Abstract Search

ISEF | Projects Database | Finalist Abstract

Back to Search Results | Print PDF

Modifying and Applying the kth Nearest Neighbor Algorithm to Enhance the Classification of Breast Cancer Tumors

Booth Id:
CBIO042

Category:
Computational Biology and Bioinformatics

Year:
2017

Finalist Names:
Khurana, Rohit

Abstract:
The kth nearest neighbor algorithm (kNN) is a non-parametric method used for classification, in which a query point is compared to a data set of points with predetermined classes. The nearest neighbors are determined through the smallest Euclidean distance from this query point; its classification is then discerned by the label that is most abundant among its neighbors.

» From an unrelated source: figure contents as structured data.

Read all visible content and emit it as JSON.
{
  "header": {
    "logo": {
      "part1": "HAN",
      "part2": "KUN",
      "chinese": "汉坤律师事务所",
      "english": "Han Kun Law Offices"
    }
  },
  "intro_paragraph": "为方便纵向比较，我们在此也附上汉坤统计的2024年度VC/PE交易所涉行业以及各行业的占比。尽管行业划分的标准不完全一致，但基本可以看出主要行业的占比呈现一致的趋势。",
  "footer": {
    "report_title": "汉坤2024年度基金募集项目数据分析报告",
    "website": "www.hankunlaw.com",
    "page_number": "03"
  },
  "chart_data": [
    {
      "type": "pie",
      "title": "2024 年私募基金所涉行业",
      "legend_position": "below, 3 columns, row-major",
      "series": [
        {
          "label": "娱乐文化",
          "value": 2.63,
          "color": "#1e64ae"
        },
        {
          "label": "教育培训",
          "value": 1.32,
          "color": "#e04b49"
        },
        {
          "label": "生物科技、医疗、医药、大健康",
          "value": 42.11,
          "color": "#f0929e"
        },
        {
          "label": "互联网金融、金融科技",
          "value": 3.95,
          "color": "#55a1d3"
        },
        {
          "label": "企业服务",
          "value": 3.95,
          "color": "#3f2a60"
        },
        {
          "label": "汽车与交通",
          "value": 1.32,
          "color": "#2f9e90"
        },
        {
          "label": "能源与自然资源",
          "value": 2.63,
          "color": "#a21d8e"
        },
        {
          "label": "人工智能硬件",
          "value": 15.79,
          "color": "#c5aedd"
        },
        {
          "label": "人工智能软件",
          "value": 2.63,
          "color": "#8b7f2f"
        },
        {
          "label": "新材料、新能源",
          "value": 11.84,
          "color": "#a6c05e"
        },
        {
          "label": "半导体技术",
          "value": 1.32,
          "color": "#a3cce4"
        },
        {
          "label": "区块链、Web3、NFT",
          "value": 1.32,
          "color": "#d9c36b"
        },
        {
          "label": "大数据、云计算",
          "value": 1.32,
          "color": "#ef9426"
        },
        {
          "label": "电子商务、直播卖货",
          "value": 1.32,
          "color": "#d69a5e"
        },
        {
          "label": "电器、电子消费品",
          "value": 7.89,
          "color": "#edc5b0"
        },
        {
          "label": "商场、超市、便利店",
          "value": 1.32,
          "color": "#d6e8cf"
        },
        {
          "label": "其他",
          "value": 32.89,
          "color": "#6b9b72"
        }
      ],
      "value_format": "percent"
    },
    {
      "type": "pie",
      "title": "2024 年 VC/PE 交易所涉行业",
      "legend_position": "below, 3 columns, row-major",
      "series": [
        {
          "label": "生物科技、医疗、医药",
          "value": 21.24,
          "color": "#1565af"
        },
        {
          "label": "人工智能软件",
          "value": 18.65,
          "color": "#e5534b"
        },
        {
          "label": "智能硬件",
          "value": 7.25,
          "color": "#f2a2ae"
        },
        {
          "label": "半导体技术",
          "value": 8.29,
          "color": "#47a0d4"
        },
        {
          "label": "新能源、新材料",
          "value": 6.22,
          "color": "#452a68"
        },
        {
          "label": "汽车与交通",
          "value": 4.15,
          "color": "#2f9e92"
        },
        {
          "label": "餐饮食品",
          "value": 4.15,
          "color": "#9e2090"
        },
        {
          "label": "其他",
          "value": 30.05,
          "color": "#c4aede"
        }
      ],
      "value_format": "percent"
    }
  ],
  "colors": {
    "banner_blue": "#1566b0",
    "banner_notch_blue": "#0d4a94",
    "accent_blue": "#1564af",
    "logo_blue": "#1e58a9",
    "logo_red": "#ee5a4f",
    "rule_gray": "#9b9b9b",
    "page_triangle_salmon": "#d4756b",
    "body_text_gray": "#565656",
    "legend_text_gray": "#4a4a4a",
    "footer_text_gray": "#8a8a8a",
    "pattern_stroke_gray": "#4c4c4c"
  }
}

This experiment sought to improve classification of breast cancer samples by modifying kNN. The standard kNN only classifies points based on distance, which could yield a high percentage error. Marginal points can be misclassified because outliers are given an equal weight to points more representative of their classes. A breast cancer data set, in which each patient had ten features, was utilized. There were two themes of kNN modification: modifying how nearest neighbors were determined (Point Radius Method) as well as determining the confidence of neighbors (Gaussian Class Confidence Weights, Fuzzy Algorithm, Local Gaussian Function, Coefficient Mean Distance). The point radius method achieved the highest percentage accuracy when k = 1. For both the Gaussian weighting scheme and Fuzzy Algorithm, error rates decreased as the number of nearest neighbors increased. Local Gaussian function witnessed the most stable percentage accuracies and outperformed standard kNN algorithm at many k values. Lastly, coefficient mean distance achieved high percentage accuracies for high k values (e.g. 173). The optimal range for neighbors, averaged across all modifications, was between k = 11 and k = 15.